Technologie

NASA´S Perseverance mission

Taken from Nasa Press Kit

NASA’s next mission to Mars — the Mars 2020 Perseverance mission — is targeted to launch from Cape Canaveral Air Force Station no earlier than July 20, 2020. It will land in Jezero Crater on the Red Planet on Feb. 18, 2021. Perseverance is the most sophisticated rover NASA has ever sent to Mars, with a name that embodies NASA’s passion for taking on and overcoming challenges. It will search for signs of ancient microbial life, characterize the planet’s geology and climate, collect carefully selected and documented rock and sediment samples for possible return to Earth, and pave the way for human exploration beyond the Moon.

Update: As of June 24, the launch is targeted for no earlier than July 22, 2020. Additional updates can be found on the mission’s launch page.

Perseverance will also ferry a separate technology experiment to the surface of Mars — a helicopter named Ingenuity, the first aircraft to fly in a controlled way on another planet.

The Perseverance rover, built at NASA’s Jet Propulsion Laboratory in Southern California, is loaded with scientific instruments, advanced computational capabilities for landing and other new systems. With a chassis about 10 feet (3 meters) long, Perseverance is also the largest, heaviest robotic Mars rover NASA has built. What drives its ambitious mission and what will it do at the Red Planet?

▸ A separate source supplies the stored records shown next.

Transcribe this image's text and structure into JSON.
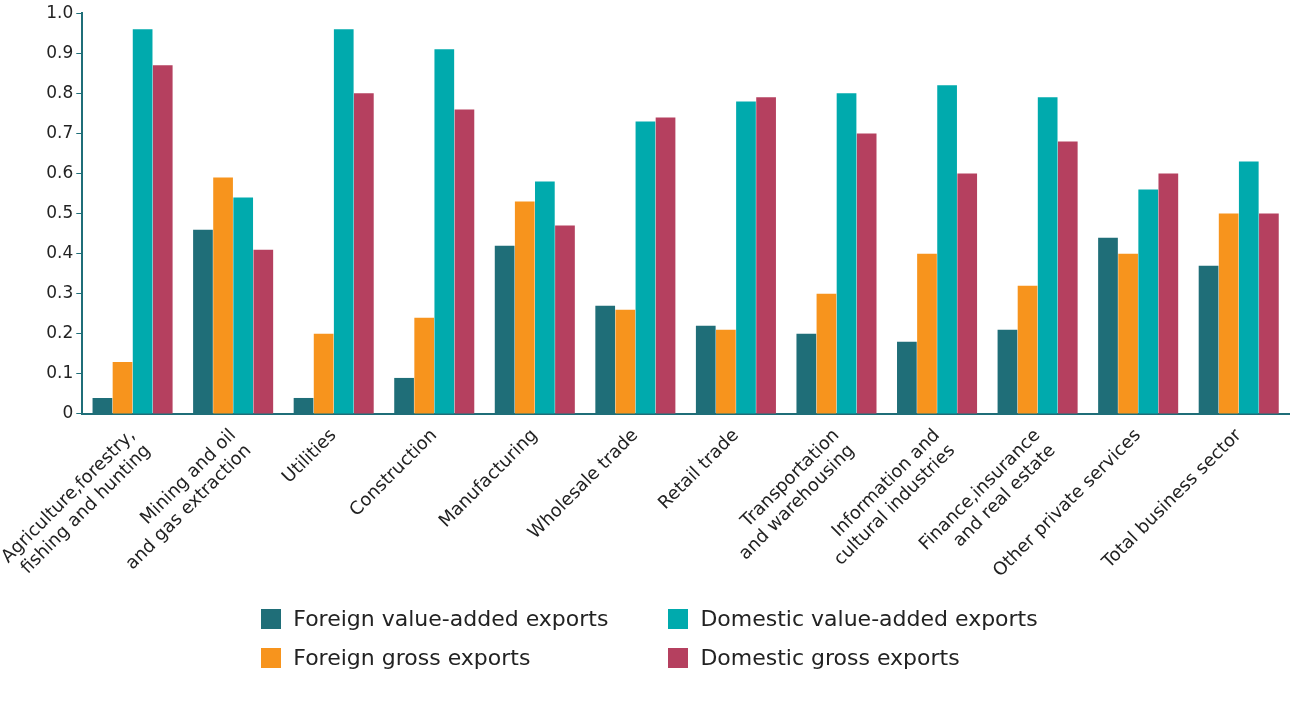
{
  "chart_data": {
    "type": "bar",
    "categories": [
      "Agriculture,forestry,\nfishing and hunting",
      "Mining and oil\nand gas extraction",
      "Utilities",
      "Construction",
      "Manufacturing",
      "Wholesale trade",
      "Retail trade",
      "Transportation\nand warehousing",
      "Information and\ncultural industries",
      "Finance,insurance\nand real estate",
      "Other private services",
      "Total business sector"
    ],
    "series": [
      {
        "name": "Foreign value-added exports",
        "color": "#1f6e78",
        "values": [
          0.04,
          0.46,
          0.04,
          0.09,
          0.42,
          0.27,
          0.22,
          0.2,
          0.18,
          0.21,
          0.44,
          0.37
        ]
      },
      {
        "name": "Foreign gross exports",
        "color": "#f7941d",
        "values": [
          0.13,
          0.59,
          0.2,
          0.24,
          0.53,
          0.26,
          0.21,
          0.3,
          0.4,
          0.32,
          0.4,
          0.5
        ]
      },
      {
        "name": "Domestic value-added exports",
        "color": "#00aaad",
        "values": [
          0.96,
          0.54,
          0.96,
          0.91,
          0.58,
          0.73,
          0.78,
          0.8,
          0.82,
          0.79,
          0.56,
          0.63
        ]
      },
      {
        "name": "Domestic gross exports",
        "color": "#b5405f",
        "values": [
          0.87,
          0.41,
          0.8,
          0.76,
          0.47,
          0.74,
          0.79,
          0.7,
          0.6,
          0.68,
          0.6,
          0.5
        ]
      }
    ],
    "ylim": [
      0,
      1
    ],
    "yticks": [
      0,
      0.1,
      0.2,
      0.3,
      0.4,
      0.5,
      0.6,
      0.7,
      0.8,
      0.9,
      {
        "value": 1,
        "label": "1.0"
      }
    ],
    "grid": false,
    "legend": "bottom"
  }
}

Getting the spacecraft to the launch pad this summer has required an extended effort. Concept studies and early technology work started a decade ago — years before the project was formally announced in December 2012. Landing on another planet, searching for signs of ancient life, collecting samples and proving new technologies will also be tough. These challenges epitomize why NASA chose the name Perseverance from among the 28,000 essays submitted during the „Name the Rover“ contest. The months leading up to the launch in particular have required creative problem solving and teamwork during the coronavirus pandemic.

Jezero Crater on Mars is a 28-mile-wide (45-kilometer-wide) crater on the western edge of Isidis Planitia, a giant impact basin just north of the Martian equator. The crater was a possible oasis in its distant past.

Between 3 billion and 4 billion years ago, a river there flowed into a body of water the size of Lake Tahoe, depositing sediments packed with carbonite minerals and clay. The Perseverance science team believes this ancient river delta could have collected and preserved organic molecules and other potential signs of microbial life.